Saya kebetulan menjadi panelis bersama Prof Joram Ten Brink dari Universitas Westminster London, salah seorang produser The Act of Killling -yang diterjemahkan menjadi Jagal- dan Dr Ben Murtagh, ahli budaya Melayu dan Indonesia dari School of Oriental and African Studies, SOAS, London.

Sebelum diskusi dimulai, Esther dari Tapol -LSM HAM Indonesia yang bermarkas di London- wanti-wanti kalau diskusi hanya 40 menit. Dia menambahkan sebelumnya di beberapa tempat, yang menonton penuh dan hampir semua ikut diskusi.

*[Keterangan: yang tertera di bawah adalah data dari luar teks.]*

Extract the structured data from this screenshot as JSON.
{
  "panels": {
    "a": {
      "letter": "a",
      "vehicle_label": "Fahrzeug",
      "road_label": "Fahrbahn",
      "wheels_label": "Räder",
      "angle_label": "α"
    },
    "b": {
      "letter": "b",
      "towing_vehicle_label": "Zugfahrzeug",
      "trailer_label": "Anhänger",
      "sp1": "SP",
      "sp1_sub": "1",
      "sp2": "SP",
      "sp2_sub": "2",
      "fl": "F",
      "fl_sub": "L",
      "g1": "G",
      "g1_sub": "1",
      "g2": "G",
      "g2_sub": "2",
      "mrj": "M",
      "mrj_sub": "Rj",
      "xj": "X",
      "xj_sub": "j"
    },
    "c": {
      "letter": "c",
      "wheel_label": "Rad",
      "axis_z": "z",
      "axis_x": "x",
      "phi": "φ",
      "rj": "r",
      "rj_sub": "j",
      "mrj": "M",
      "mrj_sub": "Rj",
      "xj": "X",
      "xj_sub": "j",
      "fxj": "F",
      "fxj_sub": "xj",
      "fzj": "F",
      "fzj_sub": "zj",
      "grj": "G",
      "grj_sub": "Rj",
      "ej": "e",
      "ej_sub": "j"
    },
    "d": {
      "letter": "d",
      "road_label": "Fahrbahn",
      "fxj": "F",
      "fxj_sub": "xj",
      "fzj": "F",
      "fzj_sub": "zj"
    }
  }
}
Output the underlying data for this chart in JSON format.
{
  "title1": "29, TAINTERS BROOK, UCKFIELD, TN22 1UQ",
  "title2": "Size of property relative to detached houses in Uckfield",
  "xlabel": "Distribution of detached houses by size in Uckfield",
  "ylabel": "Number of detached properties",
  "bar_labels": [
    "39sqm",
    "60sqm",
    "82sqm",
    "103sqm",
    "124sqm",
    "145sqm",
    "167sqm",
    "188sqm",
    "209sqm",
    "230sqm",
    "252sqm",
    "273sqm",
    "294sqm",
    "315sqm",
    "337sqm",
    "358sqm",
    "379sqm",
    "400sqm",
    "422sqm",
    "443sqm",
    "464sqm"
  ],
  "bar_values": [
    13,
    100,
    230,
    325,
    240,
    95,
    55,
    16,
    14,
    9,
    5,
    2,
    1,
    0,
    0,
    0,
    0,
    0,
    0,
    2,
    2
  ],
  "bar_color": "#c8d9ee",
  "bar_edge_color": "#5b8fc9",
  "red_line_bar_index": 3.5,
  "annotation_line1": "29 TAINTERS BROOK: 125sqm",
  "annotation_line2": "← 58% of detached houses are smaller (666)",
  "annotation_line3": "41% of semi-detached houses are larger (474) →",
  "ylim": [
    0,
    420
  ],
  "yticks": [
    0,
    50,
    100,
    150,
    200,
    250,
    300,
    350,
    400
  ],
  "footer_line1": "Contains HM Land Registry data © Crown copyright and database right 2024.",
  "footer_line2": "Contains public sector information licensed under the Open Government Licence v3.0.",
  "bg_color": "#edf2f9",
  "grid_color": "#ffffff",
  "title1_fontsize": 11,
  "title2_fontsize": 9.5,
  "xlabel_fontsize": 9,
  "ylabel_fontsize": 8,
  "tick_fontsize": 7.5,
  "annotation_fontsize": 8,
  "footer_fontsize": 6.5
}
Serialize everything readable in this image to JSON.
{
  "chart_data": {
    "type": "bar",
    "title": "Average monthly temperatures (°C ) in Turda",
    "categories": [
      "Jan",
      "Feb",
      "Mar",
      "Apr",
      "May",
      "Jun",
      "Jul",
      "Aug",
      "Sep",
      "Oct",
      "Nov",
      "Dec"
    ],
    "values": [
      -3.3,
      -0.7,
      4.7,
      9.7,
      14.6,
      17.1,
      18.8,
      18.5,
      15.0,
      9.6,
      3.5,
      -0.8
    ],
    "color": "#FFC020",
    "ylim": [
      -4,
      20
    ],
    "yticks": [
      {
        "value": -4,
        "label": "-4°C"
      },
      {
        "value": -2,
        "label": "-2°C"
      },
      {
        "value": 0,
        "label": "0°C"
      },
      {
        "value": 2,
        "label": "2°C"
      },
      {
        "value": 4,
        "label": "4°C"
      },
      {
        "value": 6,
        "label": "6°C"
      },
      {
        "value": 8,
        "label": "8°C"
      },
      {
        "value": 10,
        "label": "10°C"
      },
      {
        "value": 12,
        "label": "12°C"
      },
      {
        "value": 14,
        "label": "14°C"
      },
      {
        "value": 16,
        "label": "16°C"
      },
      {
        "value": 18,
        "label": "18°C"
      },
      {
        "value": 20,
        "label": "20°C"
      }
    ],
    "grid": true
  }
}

Jagal memang diputar di berbagai bioskop di hampir
semua kota besar di Inggris Raya sejak akhir Juni hingga awal November.

Cuma pada Kamis 11 Juli malam jam 21.30 di sebuah kampung di London tenggara apa masih ada semangat untuk ikut diskusi setelah dua setengah jam diteror Jagal.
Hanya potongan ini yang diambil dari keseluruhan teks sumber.